RECOG-AI aims to improve AI evaluation by providing a framework and benchmarks for measuring the capabilities of AI systems.
RECOG-AI is a two-year (2021-2023) DARPA-funded project on the Robust Evaluation of Cognitive Capabilities and Generality in Artificial Intelligence. The RECOG-AI project is split into three core research packages, as below.
The first work package is the codification of a new AI evaluation framework based on cognitively-defined capabilities. This will draw from cognitive psychology and psychometrics to translate well defined cognitive capabilities (such as “object permanence”) into skills (e.g. “find an occluded reward”), and then into individual tests, and varied instances (varying in surface features) of these tests. The aim is to facilitate the robust conclusion that an individual “has” or “does not have” a capability, based on their pattern of performance across a battery of tests and instances.
The second is a protocol to assimilate existing AI benchmarks into the framework so that performance on these established assessments can be interpreted in terms of capabilities. This way we can better understand existing AI progress in terms of cognitive capabilities. This will require understanding the relationship between the actual and intended requirements of these benchmarks, and how they can be related to the skills afforded by specific capabilities.
The third is the design of an innovative benchmark for evaluating cognition in AI within a 3D environment. This will be based on the existing benchmark AnimalAI, which will be adapted to incorporate new features required by the evaluation framework designed in the rest of the project. This will require design of well controlled cognitive tests and programming of new functionalities and environments within Unity. Details of the Animal AI platform and its latest developments can be found at https://github.com/mdcrosby/animal-ai. You can learn about, play, and watch AI performance on the old version at http://animalaiolympics.com/AAI/.

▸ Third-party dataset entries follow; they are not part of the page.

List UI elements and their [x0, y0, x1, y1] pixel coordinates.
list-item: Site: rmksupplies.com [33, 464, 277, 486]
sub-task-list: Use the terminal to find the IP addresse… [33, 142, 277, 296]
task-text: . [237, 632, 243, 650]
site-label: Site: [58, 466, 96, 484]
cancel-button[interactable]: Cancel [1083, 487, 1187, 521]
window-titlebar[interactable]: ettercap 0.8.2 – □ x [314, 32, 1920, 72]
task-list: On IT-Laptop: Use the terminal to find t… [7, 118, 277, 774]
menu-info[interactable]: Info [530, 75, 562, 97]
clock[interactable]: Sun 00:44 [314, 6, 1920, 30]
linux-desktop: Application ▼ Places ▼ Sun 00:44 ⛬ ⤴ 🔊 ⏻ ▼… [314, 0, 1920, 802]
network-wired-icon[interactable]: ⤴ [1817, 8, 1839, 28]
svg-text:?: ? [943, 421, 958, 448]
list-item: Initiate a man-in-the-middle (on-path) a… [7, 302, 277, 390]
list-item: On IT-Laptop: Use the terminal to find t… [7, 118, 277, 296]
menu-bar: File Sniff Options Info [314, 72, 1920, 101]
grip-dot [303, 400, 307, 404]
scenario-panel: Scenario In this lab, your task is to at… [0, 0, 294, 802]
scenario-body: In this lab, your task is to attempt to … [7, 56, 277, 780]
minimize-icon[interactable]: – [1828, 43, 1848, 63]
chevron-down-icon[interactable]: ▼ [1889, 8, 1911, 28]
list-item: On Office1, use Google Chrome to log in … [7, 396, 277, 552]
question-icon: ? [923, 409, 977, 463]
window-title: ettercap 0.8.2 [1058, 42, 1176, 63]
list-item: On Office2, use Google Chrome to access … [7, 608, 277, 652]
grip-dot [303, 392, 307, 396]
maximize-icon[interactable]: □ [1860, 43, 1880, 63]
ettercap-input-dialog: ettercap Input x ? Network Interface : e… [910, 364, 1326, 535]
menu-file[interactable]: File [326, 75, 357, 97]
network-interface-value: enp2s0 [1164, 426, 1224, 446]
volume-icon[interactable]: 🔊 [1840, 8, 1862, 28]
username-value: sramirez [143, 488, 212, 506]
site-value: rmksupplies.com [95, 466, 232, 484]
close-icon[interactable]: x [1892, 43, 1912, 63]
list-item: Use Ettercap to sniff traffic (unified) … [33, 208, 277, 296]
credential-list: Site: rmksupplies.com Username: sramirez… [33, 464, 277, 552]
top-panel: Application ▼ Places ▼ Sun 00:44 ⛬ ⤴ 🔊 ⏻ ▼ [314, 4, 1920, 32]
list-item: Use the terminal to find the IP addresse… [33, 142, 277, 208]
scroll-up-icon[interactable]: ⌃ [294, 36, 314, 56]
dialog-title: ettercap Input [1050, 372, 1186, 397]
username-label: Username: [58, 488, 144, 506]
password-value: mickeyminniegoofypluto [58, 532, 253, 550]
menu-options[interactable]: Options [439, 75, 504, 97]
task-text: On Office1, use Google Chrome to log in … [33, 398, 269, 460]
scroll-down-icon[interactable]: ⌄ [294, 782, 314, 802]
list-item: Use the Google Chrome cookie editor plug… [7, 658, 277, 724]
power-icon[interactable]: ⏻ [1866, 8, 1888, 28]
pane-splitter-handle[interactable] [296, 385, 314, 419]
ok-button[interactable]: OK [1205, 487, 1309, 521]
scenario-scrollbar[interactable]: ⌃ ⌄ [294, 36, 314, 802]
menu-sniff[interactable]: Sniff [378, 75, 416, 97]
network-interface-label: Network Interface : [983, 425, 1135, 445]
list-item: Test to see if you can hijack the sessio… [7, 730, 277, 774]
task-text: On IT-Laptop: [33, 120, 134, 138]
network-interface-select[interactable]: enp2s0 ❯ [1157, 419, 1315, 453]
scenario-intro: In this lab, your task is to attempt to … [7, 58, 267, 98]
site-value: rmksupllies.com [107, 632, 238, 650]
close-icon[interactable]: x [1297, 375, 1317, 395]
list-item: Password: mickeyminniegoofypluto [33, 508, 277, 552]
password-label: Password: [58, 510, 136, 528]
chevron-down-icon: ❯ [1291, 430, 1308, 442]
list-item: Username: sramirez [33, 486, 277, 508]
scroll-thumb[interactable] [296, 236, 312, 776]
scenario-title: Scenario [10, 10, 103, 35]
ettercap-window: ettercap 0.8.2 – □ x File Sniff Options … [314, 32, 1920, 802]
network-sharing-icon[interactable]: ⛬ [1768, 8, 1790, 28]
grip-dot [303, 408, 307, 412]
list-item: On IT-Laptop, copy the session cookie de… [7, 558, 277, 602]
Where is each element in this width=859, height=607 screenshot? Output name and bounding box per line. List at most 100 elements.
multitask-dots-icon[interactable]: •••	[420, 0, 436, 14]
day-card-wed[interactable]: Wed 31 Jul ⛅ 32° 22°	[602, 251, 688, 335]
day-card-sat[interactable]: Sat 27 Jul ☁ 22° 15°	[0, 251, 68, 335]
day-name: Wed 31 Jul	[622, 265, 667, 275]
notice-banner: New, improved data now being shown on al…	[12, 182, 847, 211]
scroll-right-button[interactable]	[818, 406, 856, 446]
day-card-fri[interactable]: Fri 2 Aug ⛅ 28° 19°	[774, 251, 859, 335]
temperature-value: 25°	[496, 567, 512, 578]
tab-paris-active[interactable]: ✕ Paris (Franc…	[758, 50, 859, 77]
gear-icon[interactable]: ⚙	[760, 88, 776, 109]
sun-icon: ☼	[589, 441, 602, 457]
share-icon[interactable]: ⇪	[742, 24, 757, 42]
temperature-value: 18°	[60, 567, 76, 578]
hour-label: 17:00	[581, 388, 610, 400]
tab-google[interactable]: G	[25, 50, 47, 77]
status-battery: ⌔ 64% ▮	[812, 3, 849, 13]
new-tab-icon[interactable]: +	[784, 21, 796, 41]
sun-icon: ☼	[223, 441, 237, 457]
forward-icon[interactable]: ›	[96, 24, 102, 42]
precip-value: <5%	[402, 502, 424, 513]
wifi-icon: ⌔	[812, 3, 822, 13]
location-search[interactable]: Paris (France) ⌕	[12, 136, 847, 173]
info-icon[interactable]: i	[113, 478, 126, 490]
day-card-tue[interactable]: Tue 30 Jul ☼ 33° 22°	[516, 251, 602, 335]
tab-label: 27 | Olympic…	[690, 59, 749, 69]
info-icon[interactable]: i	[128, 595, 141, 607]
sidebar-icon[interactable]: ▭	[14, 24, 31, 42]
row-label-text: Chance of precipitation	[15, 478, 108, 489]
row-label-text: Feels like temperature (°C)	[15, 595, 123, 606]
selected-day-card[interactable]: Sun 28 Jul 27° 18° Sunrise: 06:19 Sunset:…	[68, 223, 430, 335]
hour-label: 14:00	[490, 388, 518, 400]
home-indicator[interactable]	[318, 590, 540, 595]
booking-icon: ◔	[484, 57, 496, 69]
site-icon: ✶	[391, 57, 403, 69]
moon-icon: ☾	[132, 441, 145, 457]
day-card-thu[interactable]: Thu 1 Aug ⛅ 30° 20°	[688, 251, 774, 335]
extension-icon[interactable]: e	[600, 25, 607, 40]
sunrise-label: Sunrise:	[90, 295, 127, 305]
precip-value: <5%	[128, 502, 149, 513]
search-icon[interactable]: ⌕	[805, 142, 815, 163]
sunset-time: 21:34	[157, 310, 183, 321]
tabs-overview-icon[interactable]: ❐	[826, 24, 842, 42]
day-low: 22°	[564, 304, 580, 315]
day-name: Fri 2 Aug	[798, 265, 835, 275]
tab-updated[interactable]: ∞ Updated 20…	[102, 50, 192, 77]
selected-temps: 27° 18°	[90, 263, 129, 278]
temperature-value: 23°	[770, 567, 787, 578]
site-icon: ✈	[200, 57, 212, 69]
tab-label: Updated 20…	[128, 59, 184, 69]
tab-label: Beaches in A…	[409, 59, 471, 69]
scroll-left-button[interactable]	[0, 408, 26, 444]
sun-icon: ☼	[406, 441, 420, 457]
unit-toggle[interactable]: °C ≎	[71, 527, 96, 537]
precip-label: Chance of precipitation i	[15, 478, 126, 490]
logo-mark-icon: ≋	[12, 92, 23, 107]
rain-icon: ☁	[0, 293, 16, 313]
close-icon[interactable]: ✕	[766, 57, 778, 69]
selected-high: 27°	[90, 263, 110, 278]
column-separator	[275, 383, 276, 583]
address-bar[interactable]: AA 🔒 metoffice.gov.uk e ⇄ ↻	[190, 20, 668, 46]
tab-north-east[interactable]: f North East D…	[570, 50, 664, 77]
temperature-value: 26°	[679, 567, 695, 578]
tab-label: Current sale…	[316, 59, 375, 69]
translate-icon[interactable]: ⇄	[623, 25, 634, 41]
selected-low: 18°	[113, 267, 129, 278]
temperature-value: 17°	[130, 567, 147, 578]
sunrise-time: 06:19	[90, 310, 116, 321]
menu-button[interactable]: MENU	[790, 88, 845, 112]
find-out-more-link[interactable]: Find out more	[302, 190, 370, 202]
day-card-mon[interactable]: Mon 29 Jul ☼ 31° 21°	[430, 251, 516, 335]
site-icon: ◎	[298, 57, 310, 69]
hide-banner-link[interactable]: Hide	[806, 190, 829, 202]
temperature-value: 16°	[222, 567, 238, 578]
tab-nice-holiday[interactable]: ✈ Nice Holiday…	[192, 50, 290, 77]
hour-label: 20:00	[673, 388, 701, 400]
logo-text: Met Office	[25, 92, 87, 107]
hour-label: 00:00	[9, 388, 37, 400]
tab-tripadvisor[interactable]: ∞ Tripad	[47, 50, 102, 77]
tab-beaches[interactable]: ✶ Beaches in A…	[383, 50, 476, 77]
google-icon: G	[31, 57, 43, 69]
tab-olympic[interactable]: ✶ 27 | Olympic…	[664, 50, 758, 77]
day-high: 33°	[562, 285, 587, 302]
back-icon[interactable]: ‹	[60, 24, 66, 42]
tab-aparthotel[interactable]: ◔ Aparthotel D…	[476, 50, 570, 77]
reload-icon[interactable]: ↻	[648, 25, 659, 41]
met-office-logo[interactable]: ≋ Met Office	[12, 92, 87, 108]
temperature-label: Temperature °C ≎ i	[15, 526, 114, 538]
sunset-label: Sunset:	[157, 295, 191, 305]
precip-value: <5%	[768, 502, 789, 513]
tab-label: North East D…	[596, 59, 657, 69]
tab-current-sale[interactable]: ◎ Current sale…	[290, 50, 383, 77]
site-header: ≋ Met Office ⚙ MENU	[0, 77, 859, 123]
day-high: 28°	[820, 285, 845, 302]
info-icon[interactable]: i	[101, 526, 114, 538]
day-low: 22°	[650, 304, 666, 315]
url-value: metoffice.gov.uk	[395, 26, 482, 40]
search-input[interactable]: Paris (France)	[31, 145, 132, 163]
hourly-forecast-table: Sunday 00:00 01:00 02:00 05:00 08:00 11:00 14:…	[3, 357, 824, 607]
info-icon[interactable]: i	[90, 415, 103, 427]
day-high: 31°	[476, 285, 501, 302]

The outcome of the project will be a new and robust evaluation framework that can be used to track AI progress using metrics more suited to widespread understanding of the capabilities of AI systems. This has important practical applications for AI-ethics and governance and tracking the rate at which AI advancements may be translated into new capabilities for deployed AI systems. The project will also output a public testing platform designed to facilitate progress on the key cognitive abilities that are currently missing in even the most advanced AI systems.